In your python interpretor:
>>> json_data = {
"imagenet1k_folder": {
"train": ["<img_path>", "<lbl_path>"],
"val": ["<img_path>", "<lbl_path>"]
}
}
>>> from vissl.utils.io import save_file
>>> save_file(json_data, "/tmp/configs/config/dataset_catalog.json")
>>> from vissl.data.dataset_catalog import VisslDatasetCatalog
>>> print(VisslDatasetCatalog.list())
['imagenet1k_folder']
>>> print(VisslDatasetCatalog.get("imagenet1k_folder"))

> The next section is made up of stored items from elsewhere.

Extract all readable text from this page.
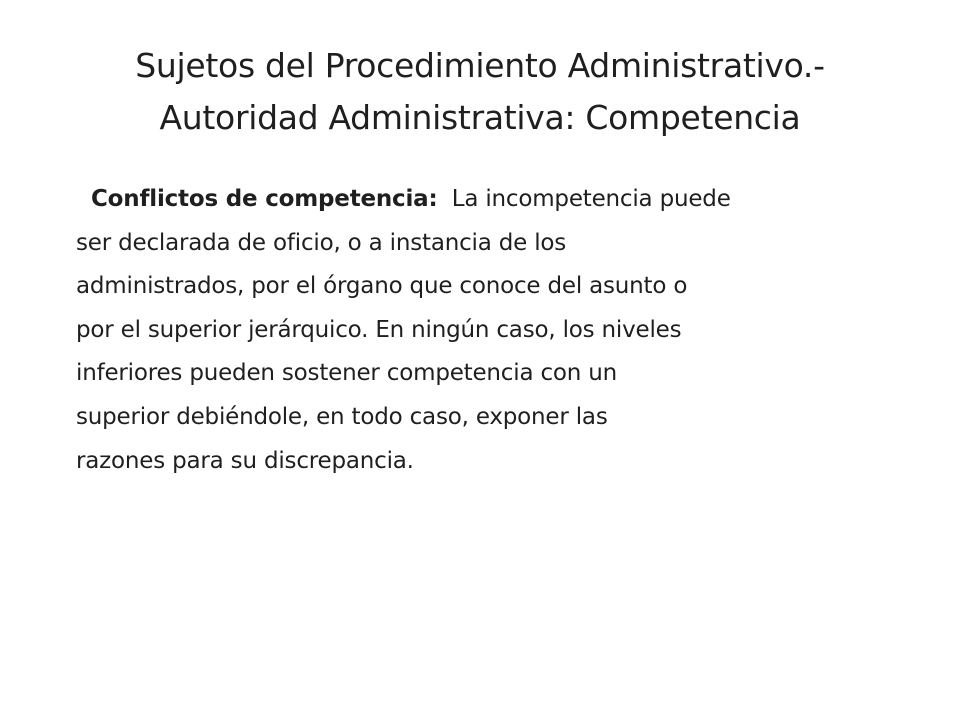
Sujetos del Procedimiento Administrativo.-
Autoridad Administrativa: Competencia
Conflictos de competencia:  La incompetencia puede
ser declarada de oficio, o a instancia de los
administrados, por el órgano que conoce del asunto o
por el superior jerárquico. En ningún caso, los niveles
inferiores pueden sostener competencia con un
superior debiéndole, en todo caso, exponer las
razones para su discrepancia.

{'train': ['<img_path>', '<lbl_path>'], 'val': ['<img_path>', '<lbl_path>']}
Step2: Get the builtin tool and yaml config file
We will use the pre-built VISSL tool for training run_distributed_engines.py and the config file. Run
cd /tmp/ && mkdir -p /tmp/configs/config
wget -q -O configs/__init__.py https://dl.fbaipublicfiles.com/vissl/tutorials/configs/__init__.py
wget -q -O configs/config/quick_1gpu_resnet50_simclr.yaml https://dl.fbaipublicfiles.com/vissl/tutorials/configs/quick_1gpu_resnet50_simclr.yaml
wget -q https://dl.fbaipublicfiles.com/vissl/tutorials/run_distributed_engines.py
Step3: Train
cd /tmp/
python3 run_distributed_engines.py \
hydra.verbose=true \
config.DATA.TRAIN.DATASET_NAMES=[imagenet1k_folder] \
config.DATA.TRAIN.DATA_SOURCES=[disk_folder] \
config.DATA.TRAIN.DATA_PATHS=["/path/to/my/imagenet/folder/train"] \
config=quick_1gpu_resnet50_simclr \
config.CHECKPOINT.DIR="./checkpoints" \
config.TENSORBOARD_SETUP.USE_TENSORBOARD=true